Centrais hidrelétricas são amplamente utilizadas, principalmente pela grande oferta de potencial hídrico do país, porém deve ser estudado o impacto ambiental e social antes de sua implantação, bem como critérios preliminares para definir o melhor custo-benefício, da dimensão do reservatório em função da energia gerada, com os custos devidos às compensações de áreas. Dessa forma é recomendável prevenir inundações em, EXCETO:
- A)Terras indígenas.
Errada, porque terras indígenas possuem proteção constitucional forte e devem ter sua integridade territorial resguardada.
- B)Áreas de quilombos.
Errada, porque áreas quilombolas também contam com proteção jurídica específica e não devem ser tratadas como área comum de inundação.
- C)Áreas de preservação ambientais.
Errada, porque áreas de preservação ambiental têm proteção legal e a inundação deve ser evitada ou rigidamente controlada.
- D)Unidades de conservação da fauna e flora.
Errada, porque unidades de conservação da fauna e flora têm disciplina própria e, em regra, a intervenção é altamente restrita.
- E)Propriedades particulares improdutivas e indenizáveis.

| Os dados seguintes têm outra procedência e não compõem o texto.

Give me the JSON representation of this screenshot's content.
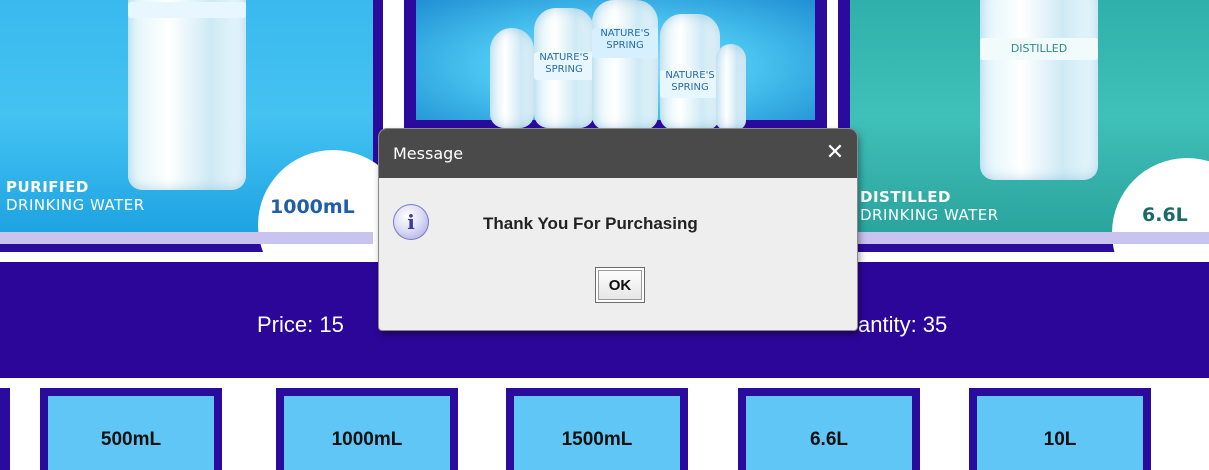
{
  "products": {
    "left": {
      "line1": "PURIFIED",
      "line2": "DRINKING WATER",
      "size": "1000mL"
    },
    "right": {
      "line1": "DISTILLED",
      "line2": "DRINKING WATER",
      "size": "6.6L",
      "bottle_label": "DISTILLED"
    },
    "center": {
      "bottle_labels": [
        "NATURE'S SPRING",
        "NATURE'S SPRING",
        "NATURE'S SPRING"
      ]
    }
  },
  "info_bar": {
    "price_text": "Price: 15",
    "quantity_text": "antity: 35"
  },
  "size_buttons": [
    {
      "label": "500mL"
    },
    {
      "label": "1000mL"
    },
    {
      "label": "1500mL"
    },
    {
      "label": "6.6L"
    },
    {
      "label": "10L"
    }
  ],
  "dialog": {
    "title": "Message",
    "close_glyph": "✕",
    "icon_glyph": "i",
    "message": "Thank You For Purchasing",
    "ok_label": "OK"
  },
  "colors": {
    "accent_purple": "#2c0698",
    "button_blue": "#60c6f6",
    "dialog_title_bar": "#4a4a4a"
  },
  "icons": {
    "dialog_icon": "info-icon",
    "close": "close-icon"
  }
}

Certa, porque propriedades particulares improdutivas podem ser desapropriadas e indenizadas, não sendo o foco da prevenção absoluta de inundação.
Gabarito: E
Na implantação de uma usina hidrelétrica, o reservatório pode atingir áreas sensíveis e isso exige análise ambiental, social e jurídica antes da obra sair do papel. Em regra, a ideia é evitar ou minimizar a inundação de espaços com proteção especial, como terras indígenas, áreas quilombolas, áreas ambientalmente protegidas e unidades de conservação, porque aí não é só engenharia: entra Constituição, legislação ambiental e direito coletivo. A Constituição protege as terras tradicionalmente ocupadas pelos povos indígenas (art. 231) e também assegura direitos às comunidades quilombolas (ADCT, art. 68). Além disso, áreas de preservação e unidades de conservação têm regramento próprio, especialmente pela Lei 9.985/2000, que institui o SNUC, o que restringe fortemente intervenções que comprometam sua finalidade. A pegadinha da questão está em confundir área protegida com área apenas indenizável. Propriedade particular improdutiva pode, sim, ser atingida pelo reservatório, desde que haja a devida desapropriação e indenização, conforme a lógica do interesse público e do regime de desapropriação. Ou seja, ela não entra na lista do que se busca prevenir como impacto de exclusão absoluta, porque pode ser regularmente incorporada ao projeto com compensação econômica. Por isso, o item que foge da lógica de prevenção de inundação é o que fala em propriedades particulares improdutivas e indenizáveis: aqui a solução jurídica não é impedir necessariamente a inundação, mas indenizar e desapropriar, se for o caso. Em prova, lembre: proteção máxima para áreas sensíveis; indenização para o que pode ser regularmente atingido pelo interesse público.